He said he had to make up a lie of why he couldnt sleep with her. It must really suck to have a sunburned dick.
Just woke up to my stoned boyfriend building a shrine around my bare ass. He'll never leave me.
Just checked my phone. Sometime last night I googled sex positions in a tent. Was there even a tent there?
I'm lost. Please come find me. I'm inside the I-270 circle somewhere. I can hear laughing.
Stole a wheelchair from the hospital and rolled down the street smoking and drinking this is my weekend
in line at jewel. the cashier is puking in a garbage can while ringing up customers. glad to know im not the only one that 2012 is kicking in the face already.

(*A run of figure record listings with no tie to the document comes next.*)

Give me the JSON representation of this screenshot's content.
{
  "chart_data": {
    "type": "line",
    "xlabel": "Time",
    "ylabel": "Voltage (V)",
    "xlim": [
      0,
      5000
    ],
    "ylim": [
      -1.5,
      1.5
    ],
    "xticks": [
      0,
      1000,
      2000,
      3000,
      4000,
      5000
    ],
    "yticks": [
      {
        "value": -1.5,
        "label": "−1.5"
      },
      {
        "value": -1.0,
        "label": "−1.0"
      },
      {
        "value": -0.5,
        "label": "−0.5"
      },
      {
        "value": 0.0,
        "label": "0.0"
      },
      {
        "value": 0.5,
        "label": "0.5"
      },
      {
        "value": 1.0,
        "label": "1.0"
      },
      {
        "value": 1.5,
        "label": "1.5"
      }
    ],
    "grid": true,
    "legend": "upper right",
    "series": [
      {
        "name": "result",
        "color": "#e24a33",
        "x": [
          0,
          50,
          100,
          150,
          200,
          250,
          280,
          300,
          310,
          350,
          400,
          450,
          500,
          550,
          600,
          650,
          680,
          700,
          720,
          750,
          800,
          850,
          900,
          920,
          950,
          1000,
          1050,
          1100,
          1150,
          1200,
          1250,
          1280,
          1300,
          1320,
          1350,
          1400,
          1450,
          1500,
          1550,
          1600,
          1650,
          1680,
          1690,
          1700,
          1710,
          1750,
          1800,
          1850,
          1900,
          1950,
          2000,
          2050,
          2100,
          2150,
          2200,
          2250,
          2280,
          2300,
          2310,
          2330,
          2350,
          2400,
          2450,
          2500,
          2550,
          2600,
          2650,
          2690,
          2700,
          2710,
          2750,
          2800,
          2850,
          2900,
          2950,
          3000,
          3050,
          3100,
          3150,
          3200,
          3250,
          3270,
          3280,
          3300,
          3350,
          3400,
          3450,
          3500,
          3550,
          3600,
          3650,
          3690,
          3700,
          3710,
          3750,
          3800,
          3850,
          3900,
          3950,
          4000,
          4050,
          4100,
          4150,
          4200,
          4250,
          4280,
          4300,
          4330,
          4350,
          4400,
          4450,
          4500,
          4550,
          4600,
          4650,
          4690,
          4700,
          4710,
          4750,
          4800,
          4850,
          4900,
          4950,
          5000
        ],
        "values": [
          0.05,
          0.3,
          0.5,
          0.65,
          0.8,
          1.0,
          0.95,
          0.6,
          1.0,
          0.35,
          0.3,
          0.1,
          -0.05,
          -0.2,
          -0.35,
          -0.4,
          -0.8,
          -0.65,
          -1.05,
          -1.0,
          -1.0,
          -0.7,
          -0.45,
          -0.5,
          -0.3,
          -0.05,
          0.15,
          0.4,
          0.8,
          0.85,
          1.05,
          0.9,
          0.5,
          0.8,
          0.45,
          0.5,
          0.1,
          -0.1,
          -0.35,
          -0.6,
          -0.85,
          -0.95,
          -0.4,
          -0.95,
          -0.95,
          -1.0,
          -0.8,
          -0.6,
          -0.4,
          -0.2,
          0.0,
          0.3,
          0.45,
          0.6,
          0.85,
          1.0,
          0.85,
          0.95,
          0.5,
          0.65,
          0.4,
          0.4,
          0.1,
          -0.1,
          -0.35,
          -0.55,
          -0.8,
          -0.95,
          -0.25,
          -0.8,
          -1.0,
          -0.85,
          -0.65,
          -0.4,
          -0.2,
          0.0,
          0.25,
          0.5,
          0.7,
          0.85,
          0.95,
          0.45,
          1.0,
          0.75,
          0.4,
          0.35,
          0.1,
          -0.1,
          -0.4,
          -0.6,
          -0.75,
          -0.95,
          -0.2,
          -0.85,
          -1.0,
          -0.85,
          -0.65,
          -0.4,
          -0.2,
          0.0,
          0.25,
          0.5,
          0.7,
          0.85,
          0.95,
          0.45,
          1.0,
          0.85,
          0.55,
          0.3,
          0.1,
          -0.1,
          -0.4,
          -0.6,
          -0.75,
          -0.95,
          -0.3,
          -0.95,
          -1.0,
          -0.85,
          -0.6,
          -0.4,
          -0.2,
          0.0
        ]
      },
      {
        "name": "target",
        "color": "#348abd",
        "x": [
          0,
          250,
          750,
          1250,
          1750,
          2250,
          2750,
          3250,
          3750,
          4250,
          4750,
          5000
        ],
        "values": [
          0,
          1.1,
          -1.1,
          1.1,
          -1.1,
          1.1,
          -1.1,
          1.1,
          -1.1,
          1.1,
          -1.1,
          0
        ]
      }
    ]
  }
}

you know what would be perfect? if you flew in on a horse/cat holding taco bell and then you swooped me up and took me to disney world and it was magical
To be so small, the mini-horses are exceptionally aggressive. And fast. Very, very fast.
Abort! Abort! He almost bit off a finger!
Would be in best interest to sanitize the DVDs
For our final psych experiment, we're conditioning Tim to hump the nearest inanimate object and/or person every time he hears a Ke$ha song
I'm still pretty drunk right now, but when this hangover hits me, I'm going to be super pissed. It's a preemptive never drinking again.
Can you pick up from work today? There's a surprise for you on the bed and I haven't gone blind which is positive.
When you pick me up at the airport, please have some sort of drugs on hand.
I may have just poured a honey apple beer onto a dried apple slice to rehydrate it. This is my day.
he ended the message XOXO, who the fuck does he think he is GossipGirl.